The conditions led to widespread warnings of fire danger, but residents and officials alike were taken back by the swiftness of Monday's blazes.

"There was very heavy smoke all night long. The cat kept pawing at my face," said Susan Lorenzen, 55, a bookkeeper who found refuge at the Del Mar Fairgrounds north of San Diego. Another warning had come Sept. 1, when her insurance company canceled her coverage after judging that her home was too close to drying brush; she found coverage elsewhere.

Rick Crass, 54, said, "There was literally a house on fire in our street, so we just ran out with the clothes on our backs." Crass first sought refuge in a church in Poway, north of San Diego, until that evacuation center was ordered evacuated.
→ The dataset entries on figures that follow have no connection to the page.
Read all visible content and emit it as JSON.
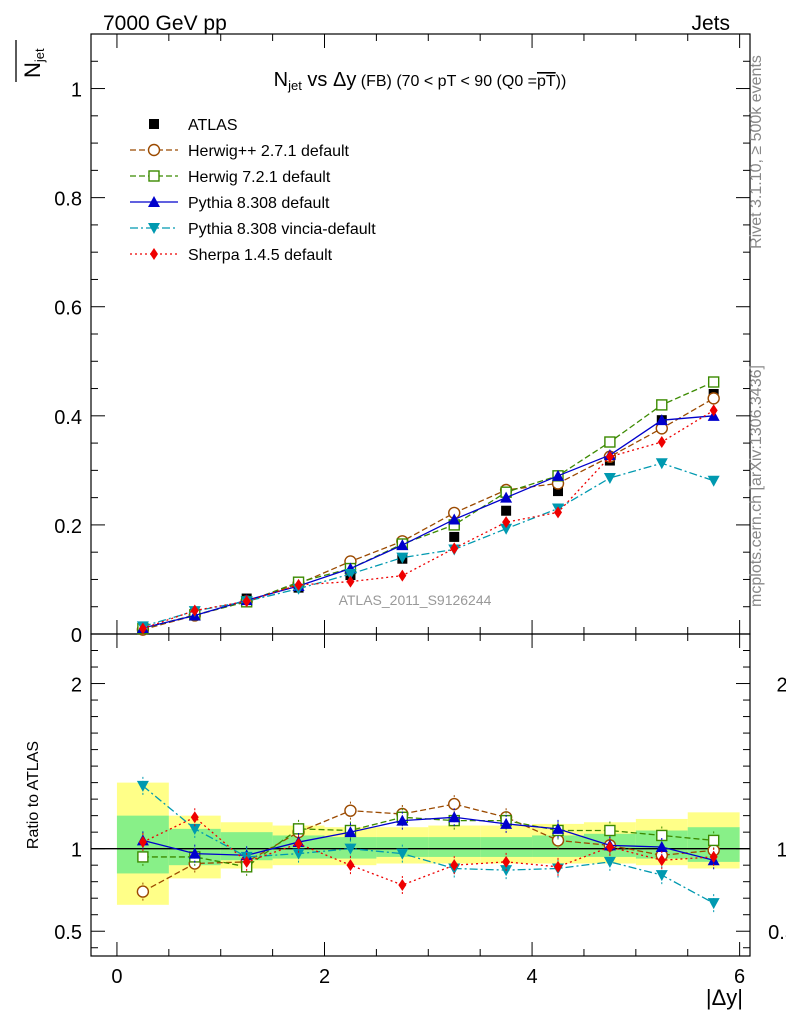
{
  "chart_data": {
    "type": "line",
    "header_left": "7000 GeV pp",
    "header_right": "Jets",
    "title_main": "N",
    "title_sub": "jet",
    "title_vs": " vs ",
    "title_dy": "Δy",
    "title_rest": " (FB) (70 < pT <  90 (Q0 =",
    "title_pt": "pT",
    "title_close": "))",
    "ylabel_main": "N",
    "ylabel_sub": "jet",
    "ratio_ylabel": "Ratio to ATLAS",
    "xlabel": "|Δy|",
    "watermark": "ATLAS_2011_S9126244",
    "side_label_top": "Rivet 3.1.10, ≥ 500k events",
    "side_label_bottom": "mcplots.cern.ch [arXiv:1306.3436]",
    "xlim": [
      -0.25,
      6.1
    ],
    "ylim": [
      0,
      1.1
    ],
    "ratio_ylim": [
      0.35,
      2.3
    ],
    "xticks": [
      "0",
      "2",
      "4",
      "6"
    ],
    "yticks": [
      "0",
      "0.2",
      "0.4",
      "0.6",
      "0.8",
      "1"
    ],
    "ratio_yticks": [
      "0.5",
      "1",
      "2"
    ],
    "x": [
      0.25,
      0.75,
      1.25,
      1.75,
      2.25,
      2.75,
      3.25,
      3.75,
      4.25,
      4.75,
      5.25,
      5.75
    ],
    "bin_edges": [
      0,
      0.5,
      1.0,
      1.5,
      2.0,
      2.5,
      3.0,
      3.5,
      4.0,
      4.5,
      5.0,
      5.5,
      6.0
    ],
    "band_yellow": [
      [
        0.66,
        1.4
      ],
      [
        0.82,
        1.2
      ],
      [
        0.88,
        1.16
      ],
      [
        0.9,
        1.14
      ],
      [
        0.9,
        1.13
      ],
      [
        0.91,
        1.13
      ],
      [
        0.91,
        1.14
      ],
      [
        0.91,
        1.14
      ],
      [
        0.91,
        1.15
      ],
      [
        0.91,
        1.16
      ],
      [
        0.9,
        1.18
      ],
      [
        0.88,
        1.22
      ]
    ],
    "band_green": [
      [
        0.85,
        1.2
      ],
      [
        0.9,
        1.12
      ],
      [
        0.93,
        1.1
      ],
      [
        0.94,
        1.08
      ],
      [
        0.94,
        1.07
      ],
      [
        0.95,
        1.07
      ],
      [
        0.95,
        1.07
      ],
      [
        0.95,
        1.07
      ],
      [
        0.95,
        1.08
      ],
      [
        0.95,
        1.09
      ],
      [
        0.94,
        1.11
      ],
      [
        0.92,
        1.13
      ]
    ],
    "series": [
      {
        "name": "ATLAS",
        "color": "#000000",
        "marker": "square",
        "dash": "",
        "values": [
          0.011,
          0.037,
          0.065,
          0.085,
          0.108,
          0.138,
          0.178,
          0.226,
          0.262,
          0.318,
          0.392,
          0.44
        ],
        "ratio": [
          1,
          1,
          1,
          1,
          1,
          1,
          1,
          1,
          1,
          1,
          1,
          1
        ]
      },
      {
        "name": "Herwig++ 2.7.1 default",
        "color": "#9b4a00",
        "marker": "circle-open",
        "dash": "6,3",
        "values": [
          0.008,
          0.034,
          0.06,
          0.092,
          0.133,
          0.17,
          0.222,
          0.264,
          0.276,
          0.325,
          0.377,
          0.432
        ],
        "ratio": [
          0.74,
          0.91,
          0.92,
          1.1,
          1.23,
          1.21,
          1.27,
          1.19,
          1.05,
          1.02,
          0.96,
          0.99
        ]
      },
      {
        "name": "Herwig 7.2.1 default",
        "color": "#3b8a00",
        "marker": "square-open",
        "dash": "6,3",
        "values": [
          0.01,
          0.035,
          0.059,
          0.095,
          0.12,
          0.165,
          0.2,
          0.26,
          0.29,
          0.352,
          0.42,
          0.462
        ],
        "ratio": [
          0.95,
          0.95,
          0.89,
          1.12,
          1.11,
          1.19,
          1.17,
          1.17,
          1.11,
          1.11,
          1.08,
          1.05
        ]
      },
      {
        "name": "Pythia 8.308 default",
        "color": "#0000cc",
        "marker": "triangle-up",
        "dash": "",
        "values": [
          0.011,
          0.034,
          0.062,
          0.088,
          0.12,
          0.163,
          0.21,
          0.25,
          0.29,
          0.328,
          0.392,
          0.4
        ],
        "ratio": [
          1.05,
          0.97,
          0.96,
          1.04,
          1.1,
          1.17,
          1.19,
          1.15,
          1.12,
          1.02,
          1.01,
          0.93
        ]
      },
      {
        "name": "Pythia 8.308 vincia-default",
        "color": "#0099b0",
        "marker": "triangle-down",
        "dash": "8,3,2,3",
        "values": [
          0.014,
          0.042,
          0.06,
          0.083,
          0.11,
          0.14,
          0.155,
          0.193,
          0.23,
          0.286,
          0.313,
          0.281
        ],
        "ratio": [
          1.38,
          1.12,
          0.95,
          0.97,
          1.0,
          0.97,
          0.88,
          0.87,
          0.88,
          0.92,
          0.84,
          0.67
        ]
      },
      {
        "name": "Sherpa 1.4.5 default",
        "color": "#ee0000",
        "marker": "diamond",
        "dash": "2,3",
        "values": [
          0.01,
          0.043,
          0.06,
          0.09,
          0.096,
          0.107,
          0.157,
          0.205,
          0.223,
          0.325,
          0.352,
          0.41
        ],
        "ratio": [
          1.04,
          1.19,
          0.92,
          1.03,
          0.9,
          0.78,
          0.9,
          0.92,
          0.89,
          1.01,
          0.93,
          0.95
        ]
      }
    ]
  }
}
He then joined several thousand evacuees at Qualcomm Stadium near downtown San Diego.

The scene inside the football stadium, where the Chargers play, was not much like the wretched scene in New Orleans after Hurricane Katrina. Many evacuees arrived in RVs and family cars at the parking lot. In spots it resembled a tailgating party. When local radio put out calls for dog food, sunscreen and sandwich meat (bread was not a problem), residents responded by turning the stadium floor into a smorgasbord. Volunteers laden with grocery bags heaped tables with grilled chicken, chips and dog food poured into paper bags for individual portions. Evacuees gathered in the shaded sections of the lower deck, watching news coverage and munching sandwiches.

There was even a massage station manned by David Thomas, 36, who cancelled his appointments and summoned an acupuncturist for volunteer duty.

"We're kind of like the holistic first responders," Thomas said.

It remains, after all, California. In Malibu, where Schwarzenegger toured the remains of a Presbyterian church leveled on Sunday, Mayor Pro-Tempore Pam Conley Ulich urged perspective. "It's a horrible day, but it's also a beautiful day because you get to spend time with your family," she told a news conference. "Live in the moment."

Geis reported from Del Mar and San Diego, Vick from Los Angeles.